Shevlin admits some might say that high-risk sports, like skiing or rock climbing, are done by certain types of people because they can afford to participate or have access to the right places. But he insists that the methodology allows it and that the research is based on information about sports interests disclosed by the individuals themselves. In all, the team identified about 20 sports and ranked them by level of participation (golf, unsurprisingly, was the most popular) and injury risk data for each. The researchers also took into account that, in some cases, interest might involve watching rather than actually participating.
In the paper, Shevlin and colleagues say they “expect individuals to develop specific sports interests based on their personal risk preferences after trading the utility derived from participation in sports presenting a potential risk of injury”. Tax planning, they argue, is a useful measure because “a company’s tax aggressiveness is a unique and strategic decision made by its senior management, where such a decision is the result of cost-benefit trade-offs”. They add: “On the one hand, businesses can generate significant tax savings by adopting aggressive tax positions by structuring business transactions in the gray areas of tax laws or by operating in low-tax regimes that can test the limits of tax compliance; on the other hand, aggressive tax positions can expose businesses to compliance uncertainty and tax risks, including regulatory fines, penalties, and reputational risk. Ultimately, managers’ risk preferences likely play an important role in the trade-offs. »

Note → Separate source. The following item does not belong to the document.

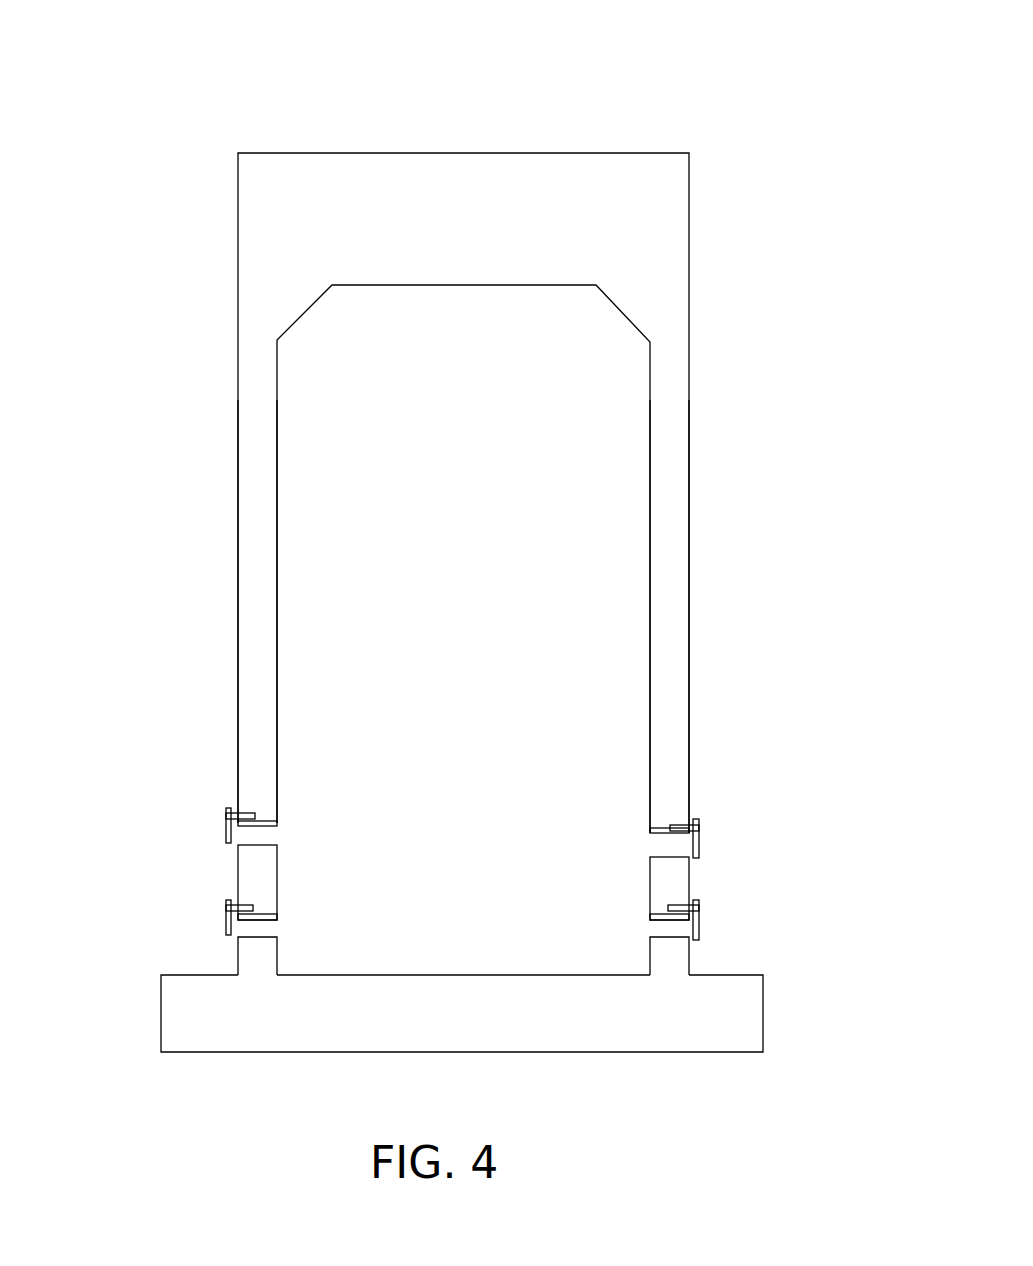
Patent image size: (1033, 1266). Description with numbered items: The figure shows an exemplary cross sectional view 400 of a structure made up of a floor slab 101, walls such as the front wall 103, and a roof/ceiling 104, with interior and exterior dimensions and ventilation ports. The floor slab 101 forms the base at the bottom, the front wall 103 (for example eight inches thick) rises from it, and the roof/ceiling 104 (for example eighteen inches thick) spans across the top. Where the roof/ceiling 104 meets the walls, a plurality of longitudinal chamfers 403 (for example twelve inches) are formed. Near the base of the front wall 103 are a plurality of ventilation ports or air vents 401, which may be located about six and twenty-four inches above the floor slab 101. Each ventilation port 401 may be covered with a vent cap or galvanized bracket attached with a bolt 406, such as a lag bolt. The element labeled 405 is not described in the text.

The researchers say the study highlights the differences between decisions driven by individuals’ “innate preferences” and those driven by incentives, where companies want CEOs to behave more riskily. As such, they say, the findings could ultimately lead to more informed business decisions. For example, boards of directors seeking to fill senior management positions can ask respondents about their sports hobbies, as this can help identify their degree of risk aversion. Banks and lenders could ask senior company executives directly about their sporting hobbies to help them assess the risks associated with lending to corporate clients. Financial analysts and institutional investors could also ask senior management about their sports activities to assess management’s risk preferences and to assess the influence of these risk preferences on management’s tax planning decisions.